The 70% rule is the foundation of profitable house flipping. It states that you should pay no more than 70% of a property's After Repair Value (ARV) minus the cost of repairs. This simple formula has protected investors from bad deals for decades.

The Formula

Maximum Offer = ARV × 0.70 − Repair Costs

For example, if a property has an ARV of $300,000 and needs $40,000 in repairs:

Max Offer
$300,000 × 0.70 − $40,000 = $170,000

Why 70%?

The 30% buffer covers three critical cost buckets:

  • Closing costs (buy + sell): Typically 8-12% of the deal value, including agent commissions, title fees, transfer taxes, and escrow costs.
  • Holding costs: Monthly expenses during the rehab — loan interest, property taxes, insurance, utilities, and maintenance. At 4-6 months, this adds up fast.
  • Profit margin: The remaining buffer is your profit. On a properly analyzed deal, this should leave you with at least $25,000 or 15% ROI.

When to Adjust the 70% Rule

Experienced investors know the 70% rule is a guideline, not gospel. Here's when to adjust:

Go Lower (65% or less)

  • High-cost markets with expensive financing
  • Properties with structural or foundation issues
  • Slow markets where days-on-market exceeds 60
  • Your first few deals (build in extra buffer for mistakes)

Go Higher (75%)

  • Hot markets with properties selling in under 14 days
  • Cosmetic-only rehabs with minimal risk
  • Cash purchases (no loan interest or points)
  • Properties you know extremely well (repeat addresses or neighborhoods)

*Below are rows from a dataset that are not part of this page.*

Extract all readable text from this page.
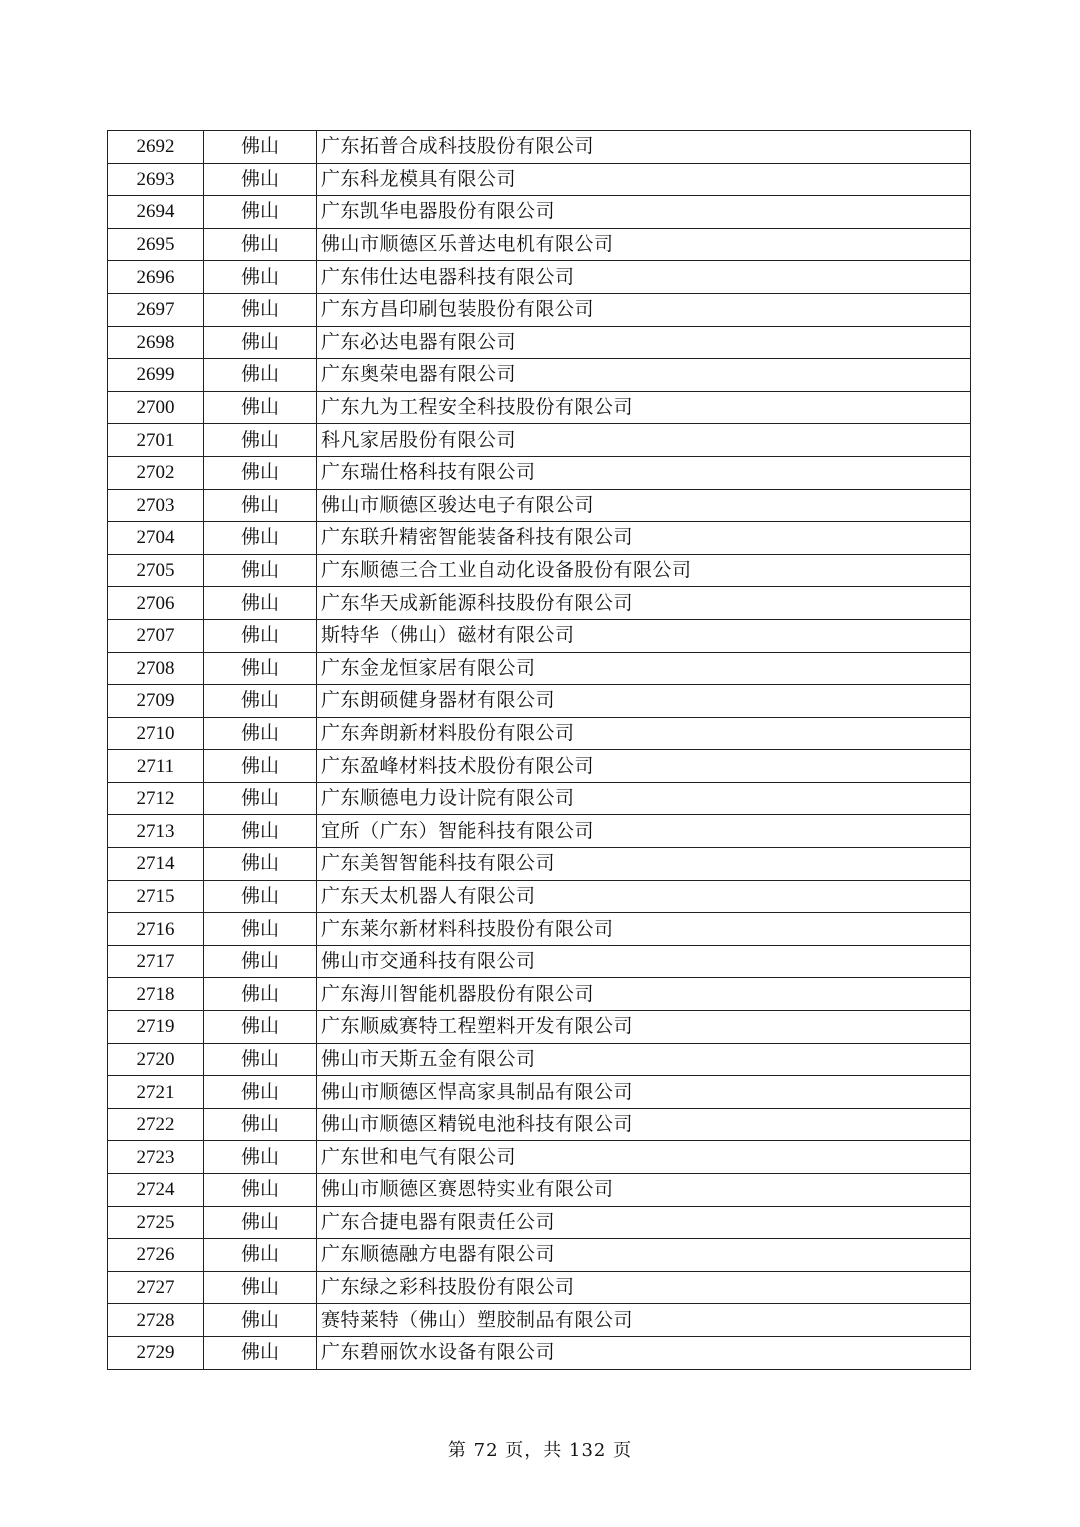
2692	佛山	广东拓普合成科技股份有限公司
2693	佛山	广东科龙模具有限公司
2694	佛山	广东凯华电器股份有限公司
2695	佛山	佛山市顺德区乐普达电机有限公司
2696	佛山	广东伟仕达电器科技有限公司
2697	佛山	广东方昌印刷包装股份有限公司
2698	佛山	广东必达电器有限公司
2699	佛山	广东奥荣电器有限公司
2700	佛山	广东九为工程安全科技股份有限公司
2701	佛山	科凡家居股份有限公司
2702	佛山	广东瑞仕格科技有限公司
2703	佛山	佛山市顺德区骏达电子有限公司
2704	佛山	广东联升精密智能装备科技有限公司
2705	佛山	广东顺德三合工业自动化设备股份有限公司
2706	佛山	广东华天成新能源科技股份有限公司
2707	佛山	斯特华（佛山）磁材有限公司
2708	佛山	广东金龙恒家居有限公司
2709	佛山	广东朗硕健身器材有限公司
2710	佛山	广东奔朗新材料股份有限公司
2711	佛山	广东盈峰材料技术股份有限公司
2712	佛山	广东顺德电力设计院有限公司
2713	佛山	宜所（广东）智能科技有限公司
2714	佛山	广东美智智能科技有限公司
2715	佛山	广东天太机器人有限公司
2716	佛山	广东莱尔新材料科技股份有限公司
2717	佛山	佛山市交通科技有限公司
2718	佛山	广东海川智能机器股份有限公司
2719	佛山	广东顺威赛特工程塑料开发有限公司
2720	佛山	佛山市天斯五金有限公司
2721	佛山	佛山市顺德区悍高家具制品有限公司
2722	佛山	佛山市顺德区精锐电池科技有限公司
2723	佛山	广东世和电气有限公司
2724	佛山	佛山市顺德区赛恩特实业有限公司
2725	佛山	广东合捷电器有限责任公司
2726	佛山	广东顺德融方电器有限公司
2727	佛山	广东绿之彩科技股份有限公司
2728	佛山	赛特莱特（佛山）塑胶制品有限公司
2729	佛山	广东碧丽饮水设备有限公司
第 72 页，共 132 页
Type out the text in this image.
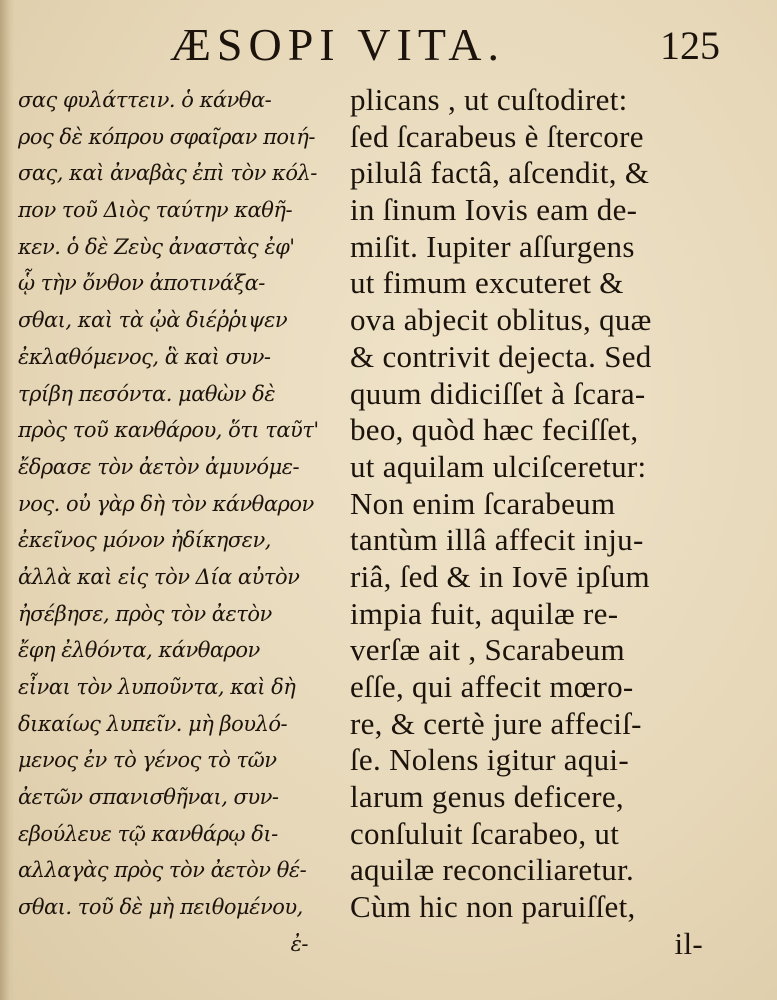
ÆSOPI VITA.	125
σας φυλάττειν. ὁ κάνθα-
ρος δὲ κόπρου σφαῖραν ποιή-
σας, καὶ ἀναβὰς ἐπὶ τὸν κόλ-
πον τοῦ Διὸς ταύτην καθῆ-
κεν. ὁ δὲ Ζεὺς ἀναστὰς ἐφ'
ᾧ τὴν ὄνθον ἀποτινάξα-
σθαι, καὶ τὰ ᾠὰ διέῤῥιψεν
ἐκλαθόμενος, ἃ καὶ συν-
τρίβη πεσόντα. μαθὼν δὲ
πρὸς τοῦ κανθάρου, ὅτι ταῦτ'
ἔδρασε τὸν ἀετὸν ἀμυνόμε-
νος. οὐ γὰρ δὴ τὸν κάνθαρον
ἐκεῖνος μόνον ἠδίκησεν,
ἀλλὰ καὶ εἰς τὸν Δία αὐτὸν
ἠσέβησε, πρὸς τὸν ἀετὸν
ἔφη ἐλθόντα, κάνθαρον
εἶναι τὸν λυποῦντα, καὶ δὴ
δικαίως λυπεῖν. μὴ βουλό-
μενος ἐν τὸ γένος τὸ τῶν
ἀετῶν σπανισθῆναι, συν-
εβούλευε τῷ κανθάρῳ δι-
αλλαγὰς πρὸς τὸν ἀετὸν θέ-
σθαι. τοῦ δὲ μὴ πειθομένου,
ἐ-
plicans , ut cuſtodiret:
ſed ſcarabeus è ſtercore
pilulâ factâ, aſcendit, &
in ſinum Iovis eam de-
miſit. Iupiter aſſurgens
ut fimum excuteret &
ova abjecit oblitus, quæ
& contrivit dejecta. Sed
quum didiciſſet à ſcara-
beo, quòd hæc feciſſet,
ut aquilam ulciſceretur:
Non enim ſcarabeum
tantùm illâ affecit inju-
riâ, ſed & in Iovē ipſum
impia fuit, aquilæ re-
verſæ ait , Scarabeum
eſſe, qui affecit mœro-
re, & certè jure affeciſ-
ſe. Nolens igitur aqui-
larum genus deficere,
conſuluit ſcarabeo, ut
aquilæ reconciliaretur.
Cùm hic non paruiſſet,
il-
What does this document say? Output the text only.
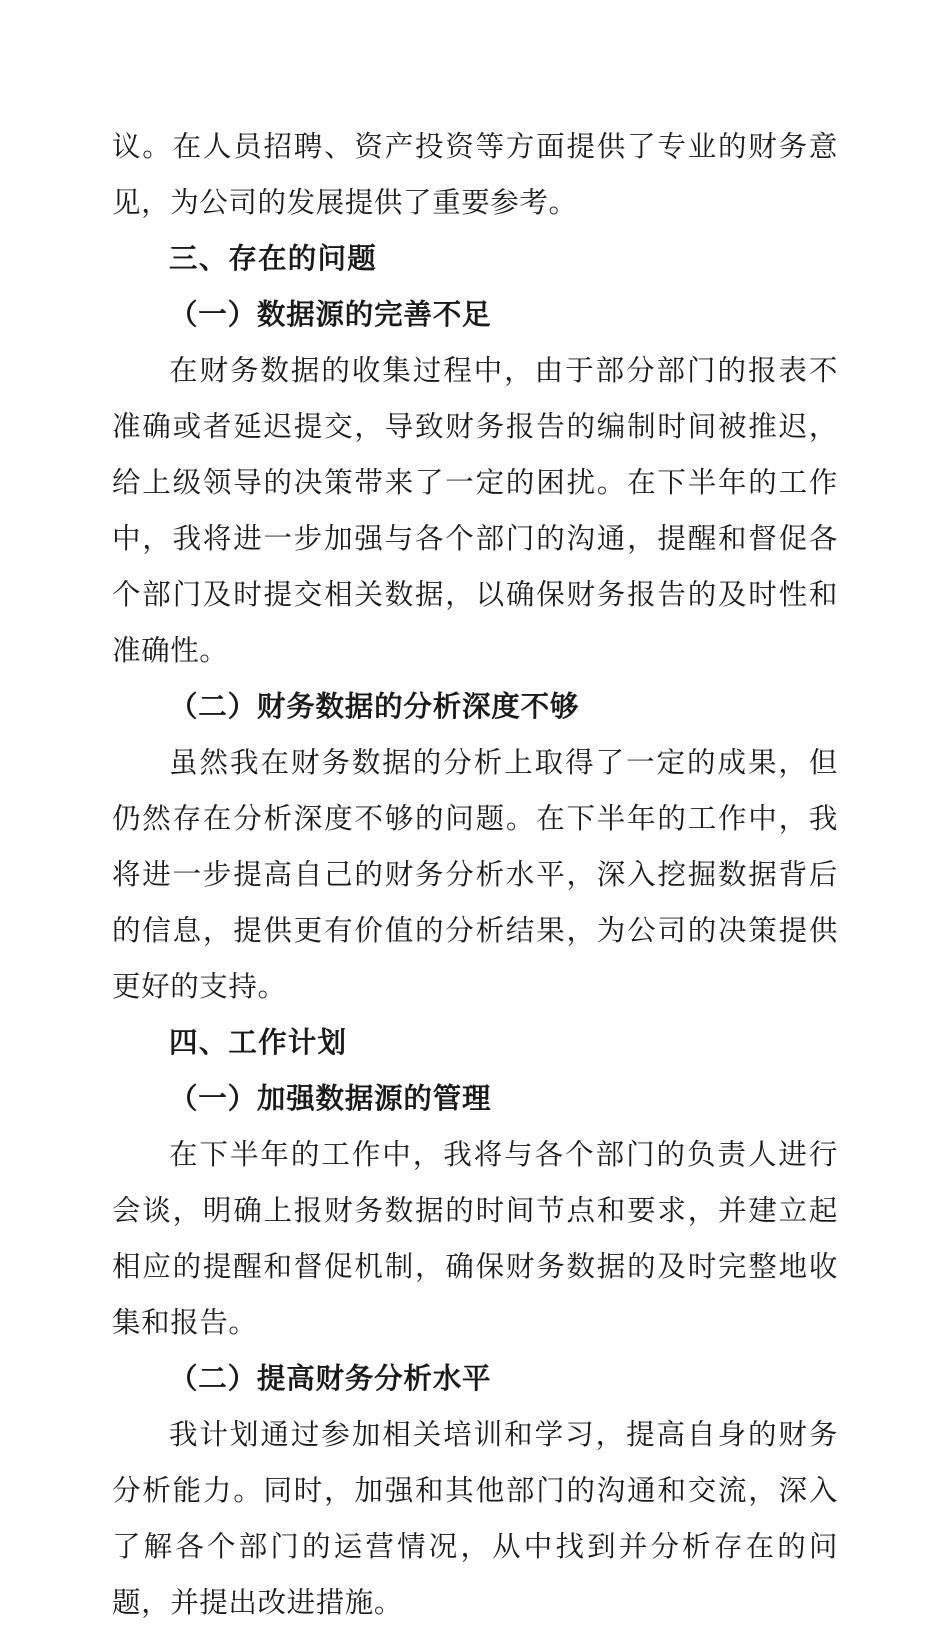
议。在人员招聘、资产投资等方面提供了专业的财务意见，为公司的发展提供了重要参考。

三、存在的问题

（一）数据源的完善不足

在财务数据的收集过程中，由于部分部门的报表不准确或者延迟提交，导致财务报告的编制时间被推迟，给上级领导的决策带来了一定的困扰。在下半年的工作中，我将进一步加强与各个部门的沟通，提醒和督促各个部门及时提交相关数据，以确保财务报告的及时性和准确性。

（二）财务数据的分析深度不够

虽然我在财务数据的分析上取得了一定的成果，但仍然存在分析深度不够的问题。在下半年的工作中，我将进一步提高自己的财务分析水平，深入挖掘数据背后的信息，提供更有价值的分析结果，为公司的决策提供更好的支持。

四、工作计划

（一）加强数据源的管理

在下半年的工作中，我将与各个部门的负责人进行会谈，明确上报财务数据的时间节点和要求，并建立起相应的提醒和督促机制，确保财务数据的及时完整地收集和报告。

（二）提高财务分析水平

我计划通过参加相关培训和学习，提高自身的财务分析能力。同时，加强和其他部门的沟通和交流，深入了解各个部门的运营情况，从中找到并分析存在的问题，并提出改进措施。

Step-by-Step: Using the 70% Rule

  1. Determine ARV: Pull 3-5 comparable sales from the last 90 days within 0.5 miles. Adjust for square footage, bed/bath count, and condition. Always use SOLD prices, not list prices.
  2. Estimate repairs: Walk the property with a contractor. Get itemized estimates for every scope item. Add 10-15% contingency on top.
  3. Calculate max offer: ARV × 0.70 − Repairs = Maximum purchase price.
  4. Submit your offer: Start 5-10% below your max offer to leave room for negotiation.
  5. Verify with a calculator: Use our free flip calculator to model the full deal including financing, holding costs, and closing costs.

Common Mistakes

  • Inflating ARV: Using the highest comp instead of the average. Be conservative — your profit depends on an accurate ARV.
  • Underestimating repairs: Forgetting permits, dumpster fees, landscaping, or staging costs. Always get a professional inspection.
  • Ignoring holding costs: Every month you hold the property costs money. Factor in 4-6 months minimum.
  • Emotional bidding: If the numbers don't work at 70%, walk away. The next deal is always around the corner.